In order to place this case in perspective, it is first necessary to review briefly some of the unchallenged findings of the lower court. The Lodge in question, ostensibly a private fraternal organization, provides a variety of social and recreational activities for its members. But the Lodge also has several visible public functions. By statute the organization appoints one member of the City of Charleston’s three-member police civil service commission. See W.Va. Code Ann. §§ 8-14-7, 8-14-10 thru 14 (1969). This commission promulgates the regulations that govern entrance into and advancement within the Charleston police department. This commission also may conduct investigations of the police department and to this end may subpoena witnesses. Additionally, the Lodge appoints three members of the five-member commission which supervises the operation of police department sick-leave policy and investigates individual sick-leave applications. The sick-leave committee may select doctors to examine police department members and take appropriate action regarding abuse of sick-leave policy by police officers.
The Supreme Court has said that the presence of two elements is necessary in order to maintain successfully a section 1983 action. First, the plaintiff must have suffered deprivation of a right secured by the Constitution and laws of the United States; and second, this deprivation must be the result of action taken by the defendant “under col- or of law.” See Adickes v. S. H. Kress & Co., 398 U.S. 144, 150, 90 S.Ct. 1598, 26 L.Ed.2d 142 (1970).

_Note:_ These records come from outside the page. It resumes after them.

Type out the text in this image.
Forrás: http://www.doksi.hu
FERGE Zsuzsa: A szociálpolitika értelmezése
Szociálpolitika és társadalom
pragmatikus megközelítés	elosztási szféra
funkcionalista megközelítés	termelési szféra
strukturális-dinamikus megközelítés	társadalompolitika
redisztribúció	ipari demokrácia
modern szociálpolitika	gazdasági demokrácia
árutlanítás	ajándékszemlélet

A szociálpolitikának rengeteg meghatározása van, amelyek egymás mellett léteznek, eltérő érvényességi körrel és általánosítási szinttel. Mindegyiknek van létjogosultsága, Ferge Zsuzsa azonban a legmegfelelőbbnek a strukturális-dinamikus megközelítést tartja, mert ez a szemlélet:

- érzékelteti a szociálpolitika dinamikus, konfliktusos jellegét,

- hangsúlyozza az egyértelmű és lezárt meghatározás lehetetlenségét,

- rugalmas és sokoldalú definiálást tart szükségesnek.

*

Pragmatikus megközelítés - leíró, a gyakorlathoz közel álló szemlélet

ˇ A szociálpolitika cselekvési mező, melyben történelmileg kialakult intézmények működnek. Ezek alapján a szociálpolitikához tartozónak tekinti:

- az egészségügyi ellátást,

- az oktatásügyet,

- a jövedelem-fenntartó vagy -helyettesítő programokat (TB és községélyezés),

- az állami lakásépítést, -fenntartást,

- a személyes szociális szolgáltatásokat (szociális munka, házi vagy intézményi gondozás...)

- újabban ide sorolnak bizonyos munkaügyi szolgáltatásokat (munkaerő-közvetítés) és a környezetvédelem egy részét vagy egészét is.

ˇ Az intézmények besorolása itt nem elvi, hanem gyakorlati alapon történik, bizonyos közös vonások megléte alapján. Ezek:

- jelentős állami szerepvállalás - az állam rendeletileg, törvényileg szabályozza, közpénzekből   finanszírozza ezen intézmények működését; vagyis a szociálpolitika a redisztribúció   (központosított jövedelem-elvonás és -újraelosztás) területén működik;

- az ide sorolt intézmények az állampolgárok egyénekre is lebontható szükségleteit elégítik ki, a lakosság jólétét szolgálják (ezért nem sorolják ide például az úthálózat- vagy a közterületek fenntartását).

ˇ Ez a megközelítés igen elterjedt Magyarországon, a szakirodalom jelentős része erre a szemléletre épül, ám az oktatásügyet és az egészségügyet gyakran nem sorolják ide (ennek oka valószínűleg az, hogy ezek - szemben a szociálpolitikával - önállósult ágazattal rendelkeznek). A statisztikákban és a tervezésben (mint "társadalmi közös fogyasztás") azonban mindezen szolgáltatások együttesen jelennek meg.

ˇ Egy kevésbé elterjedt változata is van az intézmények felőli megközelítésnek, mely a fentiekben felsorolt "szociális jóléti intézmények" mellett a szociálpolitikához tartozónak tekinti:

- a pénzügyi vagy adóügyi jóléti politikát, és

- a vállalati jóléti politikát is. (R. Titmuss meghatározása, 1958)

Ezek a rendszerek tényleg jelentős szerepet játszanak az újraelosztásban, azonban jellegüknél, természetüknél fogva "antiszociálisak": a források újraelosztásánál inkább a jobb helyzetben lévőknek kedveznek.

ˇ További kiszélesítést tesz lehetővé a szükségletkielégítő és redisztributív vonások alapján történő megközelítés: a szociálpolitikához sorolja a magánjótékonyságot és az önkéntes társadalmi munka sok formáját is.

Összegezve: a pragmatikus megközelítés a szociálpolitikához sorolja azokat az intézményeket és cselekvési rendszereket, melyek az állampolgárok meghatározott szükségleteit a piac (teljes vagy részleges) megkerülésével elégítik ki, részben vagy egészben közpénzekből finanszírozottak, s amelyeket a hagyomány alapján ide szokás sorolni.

In the instant case, the District Court found that the Lodge had deprived appellants and others of their class of membership solely on the basis of race. The system of exclusion was institutionalized in a rule which permitted five members to veto the application of any prospective member. The District Court also found that the defendant Lodge was operating under “color of law.” We agree both that the Lodge has pursued a discriminatory membership policy and that the Lodge and police department are so closely entwined as to fulfill the state action requirement of Adickes. The record indicates that the Capitol City Lodge functions as an integral part of the over-all operation of the Charleston police department, exercising supervisory authority and quasi-judicial power over essential aspects of the careers of all Charleston policemen.
Despite the District Court’s finding of both racial discrimination and state action, affirmative relief was refused. The court merely ordered the Lodge to cease its discriminatory membership policy, while at the same time leaving the five-man-veto provision intact. This action is reminiscent of the mother who gave her daughter permission to go swimming but in the same breath admonished her not to go near the water.1
To refuse affirmative relief on a record such as this would not only result *603in a miscarriage of justice but would also invite further litigation. Courts have the power and duty to fashion affirmative relief so as to provide an effective federal remedy where federal law is violated. The Supreme Court said in Louisiana v. United States, 380 U.S. 145, 154, 85 S.Ct. 817, 822, 13 L.Ed.2d 709 (1965): “We bear in mind that the court has not merely the power but the duty to render a decree which will so far as possible eliminate the discriminatory effects of the past as well as bar like discrimination in the future.”
The Court has since followed this rationale in upholding judicially ordered assignment of students on a racial basis in order to eradicate the vestiges of previous discrimination. See Swann v. Charlotte-Mecklenburg Bd. of Educ., 402 U.S. 1, 28, 91 S.Ct. 1267, 28 L.Ed.2d 554 (1971).
Only affirmative relief can insure with certainty that the effects of the Lodge’s past discrimination will be eliminated. Until there are a significant number of blacks who are members of the Lodge, there can be no guarantee that the five-man-veto rule will not continue to function as a convenient cover for discrimination. We agree with the action of the Fifth Circuit which in Adams v. Miami Police Benevolent Assoc., Inc., 454 F.2d 1315 (5 Cir.), cert. den., 409 U.S. 843, 93 S.Ct. 42, 34 L.Ed.2d 82 (1972), approved affirmative relief under similar circumstances. The District Court here should have ordered the Lodge to abandon its five-man-veto rule entirely and to accept forthwith as members all police officers currently in good standing on the Charleston police force.2
Accordingly, we remand so that the District Court may grant appellants affirmative relief consistent with this opinion.
Remanded with instructions.
. Mother, may I go out to swim?
Yes, my darling daughter;
Hang your clothes on a hickory limb
And don’t go near the water.
Anonymous, Familiar Quotations by John
Bartlett (14th ed.), 1103a.
. There are currently 141 white police officers on the force, all of whom are members, and 11 black policemen of which only three are Lodge members.